Aussi, si je me souviens, ce n'est plus par l'exaltation du moment, ni grâce à une pensée en exercice, qui enveloppait les choses pour les enfermer dans une mémoire familière, ce n'est que par le constat de faits, ces images mentales aussi précises que des photographies qui nous obligent à nous rendre à l'évidence et à admettre l'effectivité de ce qui nous apparaissait comme un rêve lointain qui nous appartenait à peine.

C'est ainsi que je me souviens avoir été troublée; et avoir touché, peut-être à peine frôlé, en tout cas pas encore compris, l'épaisseur toute relative de l'instant dont le voile se déchire par endroit pour dévoiler une réalité ignorée à laquelle nous n'avions pas encore accès.

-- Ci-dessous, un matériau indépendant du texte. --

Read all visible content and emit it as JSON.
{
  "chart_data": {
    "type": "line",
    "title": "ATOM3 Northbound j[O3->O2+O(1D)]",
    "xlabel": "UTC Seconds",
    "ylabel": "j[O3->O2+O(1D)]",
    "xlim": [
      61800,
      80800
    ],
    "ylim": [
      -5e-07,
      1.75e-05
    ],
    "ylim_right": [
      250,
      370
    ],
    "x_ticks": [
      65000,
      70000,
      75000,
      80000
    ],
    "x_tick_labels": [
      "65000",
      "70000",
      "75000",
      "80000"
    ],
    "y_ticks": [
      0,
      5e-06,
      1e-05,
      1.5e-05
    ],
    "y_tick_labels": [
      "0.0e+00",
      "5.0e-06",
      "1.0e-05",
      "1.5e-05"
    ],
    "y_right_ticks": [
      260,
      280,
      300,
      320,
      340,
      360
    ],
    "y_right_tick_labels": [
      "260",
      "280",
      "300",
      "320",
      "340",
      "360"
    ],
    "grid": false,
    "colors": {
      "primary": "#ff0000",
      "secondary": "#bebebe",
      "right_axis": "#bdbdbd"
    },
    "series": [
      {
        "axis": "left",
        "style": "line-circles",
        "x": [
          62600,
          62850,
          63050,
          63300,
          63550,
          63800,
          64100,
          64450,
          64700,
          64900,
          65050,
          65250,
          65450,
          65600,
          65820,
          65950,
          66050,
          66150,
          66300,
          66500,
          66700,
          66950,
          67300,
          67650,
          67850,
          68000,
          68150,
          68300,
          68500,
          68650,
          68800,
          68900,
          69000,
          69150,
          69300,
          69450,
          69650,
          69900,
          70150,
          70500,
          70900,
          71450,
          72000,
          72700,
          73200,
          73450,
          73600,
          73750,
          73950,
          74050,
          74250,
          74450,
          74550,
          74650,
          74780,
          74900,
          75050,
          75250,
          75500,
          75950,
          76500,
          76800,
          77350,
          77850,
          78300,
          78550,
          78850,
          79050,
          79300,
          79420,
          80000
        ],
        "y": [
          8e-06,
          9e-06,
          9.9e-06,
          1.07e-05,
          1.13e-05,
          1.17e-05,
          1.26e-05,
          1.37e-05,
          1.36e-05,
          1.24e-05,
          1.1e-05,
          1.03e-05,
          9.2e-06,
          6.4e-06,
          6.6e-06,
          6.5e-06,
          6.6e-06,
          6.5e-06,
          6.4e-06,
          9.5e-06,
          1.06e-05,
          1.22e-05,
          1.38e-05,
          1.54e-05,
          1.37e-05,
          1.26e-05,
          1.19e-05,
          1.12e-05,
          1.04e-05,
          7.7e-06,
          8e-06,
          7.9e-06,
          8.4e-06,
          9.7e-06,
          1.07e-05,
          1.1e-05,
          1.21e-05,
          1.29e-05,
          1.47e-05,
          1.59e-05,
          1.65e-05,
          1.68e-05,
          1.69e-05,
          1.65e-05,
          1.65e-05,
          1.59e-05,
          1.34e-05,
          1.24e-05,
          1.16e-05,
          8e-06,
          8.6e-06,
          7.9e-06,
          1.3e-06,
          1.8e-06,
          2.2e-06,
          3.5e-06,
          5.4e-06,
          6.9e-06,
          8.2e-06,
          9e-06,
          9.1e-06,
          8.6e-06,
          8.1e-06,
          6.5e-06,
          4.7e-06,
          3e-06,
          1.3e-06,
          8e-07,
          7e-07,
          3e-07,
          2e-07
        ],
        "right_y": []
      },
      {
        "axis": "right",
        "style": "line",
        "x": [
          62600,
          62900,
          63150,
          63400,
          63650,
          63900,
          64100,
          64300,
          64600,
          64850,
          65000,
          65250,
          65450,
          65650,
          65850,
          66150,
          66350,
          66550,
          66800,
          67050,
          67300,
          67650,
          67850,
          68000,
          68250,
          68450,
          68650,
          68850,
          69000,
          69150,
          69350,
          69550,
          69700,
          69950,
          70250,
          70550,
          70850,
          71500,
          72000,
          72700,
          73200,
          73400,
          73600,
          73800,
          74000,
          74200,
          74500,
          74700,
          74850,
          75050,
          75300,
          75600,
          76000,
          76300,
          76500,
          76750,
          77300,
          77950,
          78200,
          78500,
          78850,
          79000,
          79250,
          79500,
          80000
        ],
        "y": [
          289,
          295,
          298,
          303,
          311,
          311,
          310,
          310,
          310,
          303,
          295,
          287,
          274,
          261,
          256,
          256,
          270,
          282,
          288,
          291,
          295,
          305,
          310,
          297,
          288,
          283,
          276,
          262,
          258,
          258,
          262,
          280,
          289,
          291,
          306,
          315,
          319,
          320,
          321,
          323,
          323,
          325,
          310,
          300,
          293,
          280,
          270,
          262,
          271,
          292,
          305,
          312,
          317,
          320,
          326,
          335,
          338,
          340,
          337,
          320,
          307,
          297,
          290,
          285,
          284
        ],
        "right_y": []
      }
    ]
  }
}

Comme au plus jeune âge les surfaces sont pénétrables et les matières s'estompent, chaque fait de la fable m'apparaissait avec une concrétude supérieure à ce visage et cette voix qui les contaient sans que ni l'un ni l'autre ne retiennent ni n'accrochent mon attention superficiellement. Alors que mes sens s'épanouissaient dans un monde parallèle dessiné au fur et à mesure avec un crayon germain de celui qui trace le réel, je ne sais pourquoi, la femme qui contait s'est troublée. Elle a prétexté ces regards fixés sur elle avec une attention inattendue. Ces regards qui étaient les notres, nous qui pourtant ne la regardions même pas. Voyant le crayon faillir, le regard devine la main qui le dirige et l'instant, à la réalité indubitable, devient le rêve vacillant issu d'une brèche ouverte au hasard dans le réel et qui déjà se referme.